# Proving Schemes

Sismo Connect technically let users participate in proving schemes to make claims about Data Sources in their Data Vault.

A proving scheme is a cryptographic method that allows one party (the prover) to prove to another party (the verifier) that a certain statement is true without revealing how it is true—ensuring privacy.

The Data Vault includes the prover, enabling users to generate zero-knowledge proofs (ZKPs) from their Data Sources (proof of ownership/proof of inclusion in a Data Group). The ZKP is then verified by the application (in a smart contract for onchain apps, in a backend for offchain apps, and in a browser/client for p2p apps).

Fundamentally, a proving scheme is a paired concept involving a prover and a verifier. The prover generates proofs while the verifier checks the validity of these proofs.

In a proving scheme, both the prover and the verifier require access to the same data—the source of truth from which proofs are generated, called Data Groups. For instance, to prove ownership of a specific NFT at a certain time, the prover and verifier must be synchronized on the same snapshot of NFT owners (i.e. a Data Group).

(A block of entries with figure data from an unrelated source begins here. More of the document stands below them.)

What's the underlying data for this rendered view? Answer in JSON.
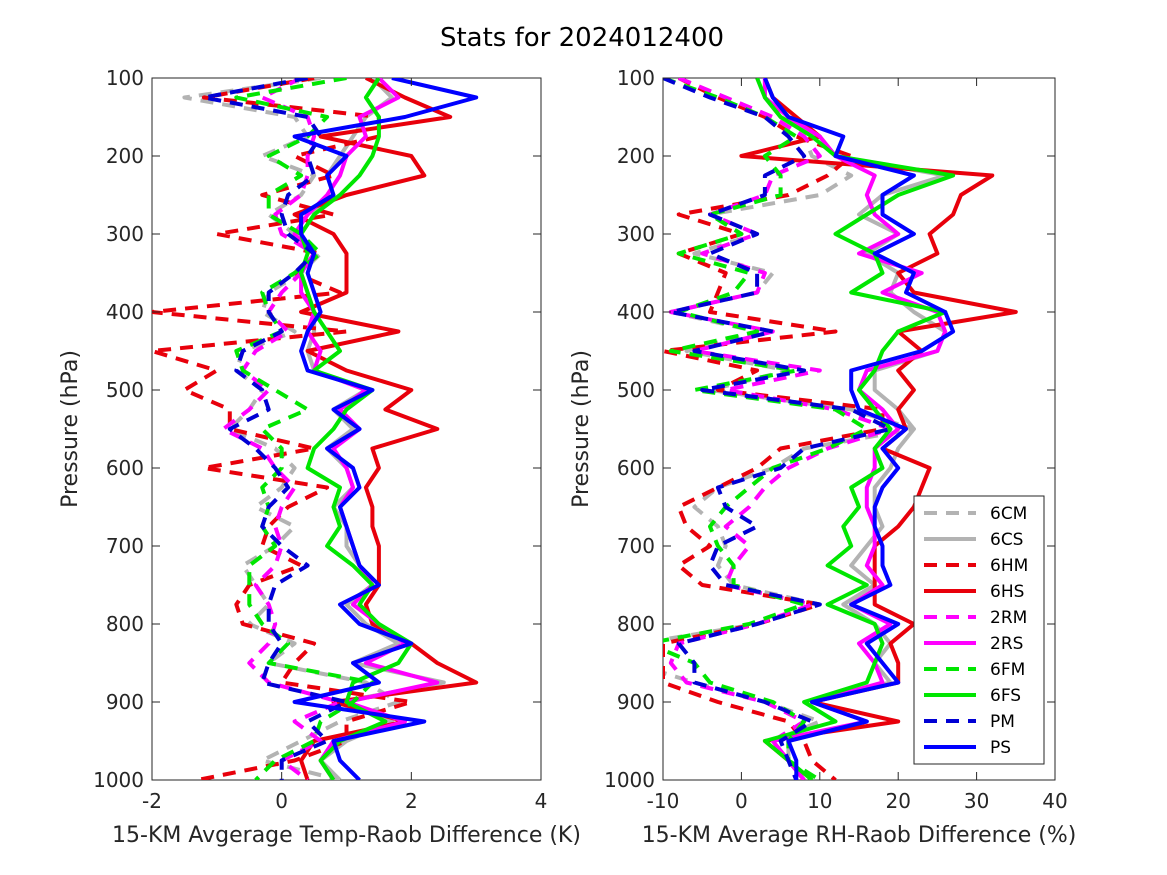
{
  "figure": {
    "title": "Stats for 2024012400"
  },
  "chart_data": [
    {
      "type": "line",
      "orientation": "profile (x = value, y = pressure, y reversed)",
      "xlabel": "15-KM Avgerage Temp-Raob Difference (K)",
      "ylabel": "Pressure (hPa)",
      "xlim": [
        -2,
        4
      ],
      "ylim": [
        1000,
        100
      ],
      "xticks": [
        "-2",
        "0",
        "2",
        "4"
      ],
      "yticks": [
        "100",
        "200",
        "300",
        "400",
        "500",
        "600",
        "700",
        "800",
        "900",
        "1000"
      ],
      "levels": [
        100,
        125,
        150,
        175,
        200,
        225,
        250,
        275,
        300,
        325,
        350,
        375,
        400,
        425,
        450,
        475,
        500,
        525,
        550,
        575,
        600,
        625,
        650,
        675,
        700,
        725,
        750,
        775,
        800,
        825,
        850,
        875,
        900,
        925,
        950,
        975,
        1000
      ],
      "series": [
        {
          "name": "6CM",
          "color": "#b3b3b3",
          "dash": true,
          "values": [
            0.6,
            -1.5,
            0.2,
            0.4,
            -0.3,
            0.5,
            0.3,
            -0.2,
            0.2,
            0.6,
            0.3,
            -0.2,
            -0.3,
            0.2,
            -0.6,
            -0.7,
            -0.3,
            -0.5,
            -0.8,
            -0.1,
            0.2,
            0.0,
            -0.4,
            0.2,
            -0.1,
            -0.6,
            -0.4,
            -0.2,
            -0.5,
            0.2,
            -0.2,
            1.3,
            1.8,
            0.9,
            0.3,
            -0.3,
            0.9
          ]
        },
        {
          "name": "6CS",
          "color": "#b3b3b3",
          "dash": false,
          "values": [
            1.4,
            1.7,
            1.3,
            1.1,
            0.9,
            0.7,
            0.8,
            0.4,
            0.2,
            0.5,
            0.3,
            0.4,
            0.5,
            0.5,
            0.4,
            0.5,
            1.3,
            0.8,
            1.1,
            0.7,
            1.0,
            1.1,
            0.8,
            1.0,
            1.0,
            1.2,
            1.4,
            1.0,
            1.3,
            1.8,
            1.1,
            2.5,
            0.9,
            1.7,
            1.0,
            0.6,
            0.9
          ]
        },
        {
          "name": "6HM",
          "color": "#e8000b",
          "dash": true,
          "values": [
            0.5,
            -1.2,
            1.5,
            1.5,
            0.2,
            0.8,
            -0.3,
            0.8,
            -1.0,
            0.6,
            0.2,
            0.9,
            -2.0,
            1.0,
            -2.0,
            -1.0,
            -1.5,
            -0.8,
            -0.8,
            0.5,
            -1.2,
            0.7,
            0.1,
            -0.2,
            -0.3,
            0.3,
            -0.5,
            -0.7,
            -0.6,
            0.5,
            0.2,
            0.0,
            2.0,
            1.0,
            1.0,
            0.2,
            -1.3
          ]
        },
        {
          "name": "6HS",
          "color": "#e8000b",
          "dash": false,
          "values": [
            1.3,
            1.9,
            2.6,
            0.6,
            2.0,
            2.2,
            1.0,
            0.2,
            0.8,
            1.0,
            1.0,
            1.0,
            0.3,
            1.8,
            0.4,
            1.0,
            2.0,
            1.6,
            2.4,
            1.4,
            1.5,
            1.3,
            1.4,
            1.4,
            1.5,
            1.5,
            1.5,
            1.3,
            1.4,
            2.0,
            2.4,
            3.0,
            0.8,
            1.9,
            0.5,
            0.3,
            0.4
          ]
        },
        {
          "name": "2RM",
          "color": "#ff00ff",
          "dash": true,
          "values": [
            0.3,
            -0.3,
            0.4,
            0.5,
            0.4,
            0.4,
            0.3,
            -0.1,
            0.0,
            0.5,
            0.3,
            0.0,
            -0.2,
            0.1,
            -0.4,
            -0.6,
            -0.2,
            -0.5,
            -0.9,
            -0.3,
            -0.1,
            0.2,
            0.0,
            -0.1,
            0.0,
            -0.1,
            -0.4,
            -0.2,
            -0.1,
            -0.2,
            -0.5,
            -0.2,
            0.9,
            0.2,
            0.6,
            0.0,
            0.4
          ]
        },
        {
          "name": "2RS",
          "color": "#ff00ff",
          "dash": false,
          "values": [
            1.5,
            1.8,
            1.2,
            1.3,
            1.0,
            0.9,
            0.7,
            0.4,
            0.2,
            0.5,
            0.3,
            0.3,
            0.5,
            0.4,
            0.6,
            0.5,
            1.3,
            0.9,
            1.2,
            0.8,
            1.0,
            1.1,
            0.9,
            1.0,
            1.1,
            1.2,
            1.4,
            1.1,
            1.5,
            1.9,
            1.3,
            2.4,
            1.0,
            1.9,
            0.8,
            0.6,
            0.8
          ]
        },
        {
          "name": "6FM",
          "color": "#00e600",
          "dash": true,
          "values": [
            1.0,
            -0.7,
            0.7,
            0.4,
            -0.2,
            0.3,
            -0.2,
            -0.2,
            0.3,
            0.6,
            0.2,
            -0.3,
            -0.2,
            0.0,
            -0.7,
            -0.6,
            -0.1,
            0.4,
            -0.3,
            0.0,
            0.0,
            -0.3,
            -0.2,
            -0.3,
            -0.1,
            -0.5,
            -0.5,
            -0.5,
            -0.3,
            0.1,
            -0.2,
            1.4,
            1.1,
            0.6,
            0.5,
            -0.1,
            -0.4
          ]
        },
        {
          "name": "6FS",
          "color": "#00e600",
          "dash": false,
          "values": [
            1.5,
            1.3,
            1.5,
            1.5,
            1.4,
            1.2,
            0.9,
            0.5,
            0.3,
            0.4,
            0.3,
            0.4,
            0.5,
            0.7,
            0.9,
            0.5,
            1.4,
            1.0,
            0.8,
            0.5,
            0.4,
            0.9,
            0.8,
            0.9,
            0.7,
            1.1,
            1.4,
            1.2,
            1.5,
            2.0,
            1.8,
            1.1,
            1.0,
            1.6,
            0.9,
            0.6,
            0.8
          ]
        },
        {
          "name": "PM",
          "color": "#0000d4",
          "dash": true,
          "values": [
            0.4,
            -1.2,
            0.4,
            0.6,
            0.4,
            0.5,
            0.1,
            0.0,
            0.1,
            0.5,
            0.2,
            -0.2,
            -0.2,
            0.0,
            -0.6,
            -0.7,
            -0.3,
            -0.2,
            -0.8,
            -0.4,
            -0.1,
            0.1,
            -0.2,
            -0.3,
            0.0,
            0.4,
            -0.1,
            -0.2,
            -0.2,
            0.0,
            -0.2,
            -0.3,
            1.0,
            0.4,
            0.7,
            0.0,
            0.0
          ]
        },
        {
          "name": "PS",
          "color": "#0000ff",
          "dash": false,
          "values": [
            1.7,
            3.0,
            1.9,
            0.2,
            1.0,
            0.7,
            0.8,
            0.3,
            0.3,
            0.5,
            0.4,
            0.5,
            0.6,
            0.4,
            0.3,
            0.4,
            1.4,
            0.8,
            1.2,
            0.7,
            1.1,
            1.2,
            0.9,
            1.0,
            1.1,
            1.2,
            1.5,
            0.9,
            1.2,
            2.0,
            1.1,
            1.5,
            0.2,
            2.2,
            0.8,
            0.9,
            1.2
          ]
        }
      ]
    },
    {
      "type": "line",
      "orientation": "profile (x = value, y = pressure, y reversed)",
      "xlabel": "15-KM Average RH-Raob Difference (%)",
      "ylabel": "Pressure (hPa)",
      "xlim": [
        -10,
        40
      ],
      "ylim": [
        1000,
        100
      ],
      "xticks": [
        "-10",
        "0",
        "10",
        "20",
        "30",
        "40"
      ],
      "yticks": [
        "100",
        "200",
        "300",
        "400",
        "500",
        "600",
        "700",
        "800",
        "900",
        "1000"
      ],
      "levels": [
        100,
        125,
        150,
        175,
        200,
        225,
        250,
        275,
        300,
        325,
        350,
        375,
        400,
        425,
        450,
        475,
        500,
        525,
        550,
        575,
        600,
        625,
        650,
        675,
        700,
        725,
        750,
        775,
        800,
        825,
        850,
        875,
        900,
        925,
        950,
        975,
        1000
      ],
      "series": [
        {
          "name": "6CM",
          "color": "#b3b3b3",
          "dash": true,
          "values": [
            -8,
            -2,
            4,
            8,
            9,
            14,
            10,
            -4,
            2,
            -6,
            4,
            2,
            -9,
            2,
            -7,
            6,
            -4,
            14,
            22,
            8,
            4,
            -3,
            -6,
            -3,
            -2,
            -3,
            -1,
            10,
            2,
            -13,
            -14,
            -6,
            3,
            10,
            4,
            6,
            8
          ]
        },
        {
          "name": "6CS",
          "color": "#b3b3b3",
          "dash": false,
          "values": [
            3,
            3,
            5,
            10,
            12,
            26,
            18,
            15,
            20,
            16,
            20,
            19,
            22,
            26,
            25,
            17,
            17,
            20,
            22,
            20,
            19,
            17,
            17,
            18,
            16,
            14,
            17,
            13,
            17,
            19,
            17,
            19,
            9,
            16,
            6,
            6,
            8
          ]
        },
        {
          "name": "6HM",
          "color": "#e8000b",
          "dash": true,
          "values": [
            -8,
            -3,
            3,
            7,
            14,
            11,
            6,
            -8,
            0,
            -8,
            -2,
            -3,
            -4,
            12,
            -10,
            2,
            -3,
            18,
            18,
            5,
            2,
            -3,
            -8,
            -7,
            -4,
            -8,
            -5,
            10,
            2,
            -10,
            -10,
            -10,
            -3,
            6,
            8,
            9,
            12
          ]
        },
        {
          "name": "6HS",
          "color": "#e8000b",
          "dash": false,
          "values": [
            3,
            4,
            7,
            10,
            0,
            32,
            28,
            27,
            24,
            25,
            20,
            22,
            35,
            20,
            23,
            20,
            22,
            20,
            21,
            18,
            24,
            23,
            22,
            20,
            17,
            17,
            17,
            17,
            22,
            19,
            20,
            20,
            9,
            20,
            3,
            6,
            8
          ]
        },
        {
          "name": "2RM",
          "color": "#ff00ff",
          "dash": true,
          "values": [
            -8,
            -2,
            4,
            8,
            10,
            4,
            3,
            -4,
            2,
            -5,
            3,
            2,
            -9,
            4,
            -6,
            10,
            -2,
            12,
            19,
            11,
            6,
            3,
            1,
            -2,
            1,
            -1,
            -2,
            9,
            2,
            -8,
            -9,
            -7,
            3,
            8,
            4,
            6,
            8
          ]
        },
        {
          "name": "2RS",
          "color": "#ff00ff",
          "dash": false,
          "values": [
            3,
            3,
            6,
            10,
            12,
            17,
            16,
            17,
            20,
            15,
            23,
            18,
            25,
            26,
            25,
            16,
            15,
            18,
            20,
            17,
            17,
            16,
            16,
            17,
            17,
            16,
            18,
            14,
            19,
            15,
            17,
            18,
            9,
            16,
            4,
            6,
            8
          ]
        },
        {
          "name": "6FM",
          "color": "#00e600",
          "dash": true,
          "values": [
            -10,
            -3,
            3,
            7,
            3,
            5,
            5,
            -4,
            0,
            -8,
            1,
            -1,
            -8,
            2,
            -9,
            7,
            -6,
            12,
            16,
            11,
            4,
            1,
            -2,
            -4,
            -3,
            -1,
            -1,
            8,
            1,
            -12,
            -6,
            -4,
            4,
            8,
            6,
            6,
            10
          ]
        },
        {
          "name": "6FS",
          "color": "#00e600",
          "dash": false,
          "values": [
            2,
            3,
            5,
            9,
            12,
            27,
            20,
            16,
            12,
            17,
            18,
            14,
            26,
            20,
            18,
            17,
            15,
            17,
            19,
            17,
            18,
            14,
            15,
            13,
            14,
            11,
            16,
            11,
            17,
            18,
            17,
            16,
            8,
            12,
            3,
            6,
            9
          ]
        },
        {
          "name": "PM",
          "color": "#0000d4",
          "dash": true,
          "values": [
            -10,
            -4,
            3,
            6,
            8,
            3,
            3,
            -4,
            2,
            -4,
            2,
            2,
            -9,
            4,
            -6,
            8,
            -5,
            14,
            19,
            8,
            5,
            -3,
            -2,
            2,
            -3,
            -4,
            -2,
            10,
            2,
            -8,
            -6,
            -6,
            3,
            9,
            5,
            6,
            7
          ]
        },
        {
          "name": "PS",
          "color": "#0000ff",
          "dash": false,
          "values": [
            3,
            4,
            6,
            13,
            12,
            22,
            18,
            18,
            22,
            17,
            22,
            21,
            26,
            27,
            23,
            14,
            14,
            15,
            21,
            18,
            20,
            18,
            17,
            17,
            18,
            18,
            19,
            14,
            20,
            16,
            18,
            20,
            9,
            16,
            6,
            7,
            7
          ]
        }
      ],
      "legend": {
        "location": "lower right",
        "entries": [
          "6CM",
          "6CS",
          "6HM",
          "6HS",
          "2RM",
          "2RS",
          "6FM",
          "6FS",
          "PM",
          "PS"
        ]
      }
    }
  ]
}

Sismo Connect is the developer-friendly layer on top of proving schemes. It enables apps to request and verify ownership of Data Sources or associated group memberships. Sismo Connect routes these requests to the associated proving scheme.

Currently, Sismo has the following proving schemes deploy

*e*d:- Hydra S3 proving scheme

In Hydra proving schemes, users commit the Poseidon hash of a secret and receive an EdDSA signed receipt from the Commitment Mapper. A user’s secret and the signed receipt from the Commitment Mapper form the Hydra Proof of Ownership, which is verified inside a zk-SNARK circuit—preserving user privacy.

The Commitment Mapper is an offchain service that privately associates a commitment with a source account during proving schemes.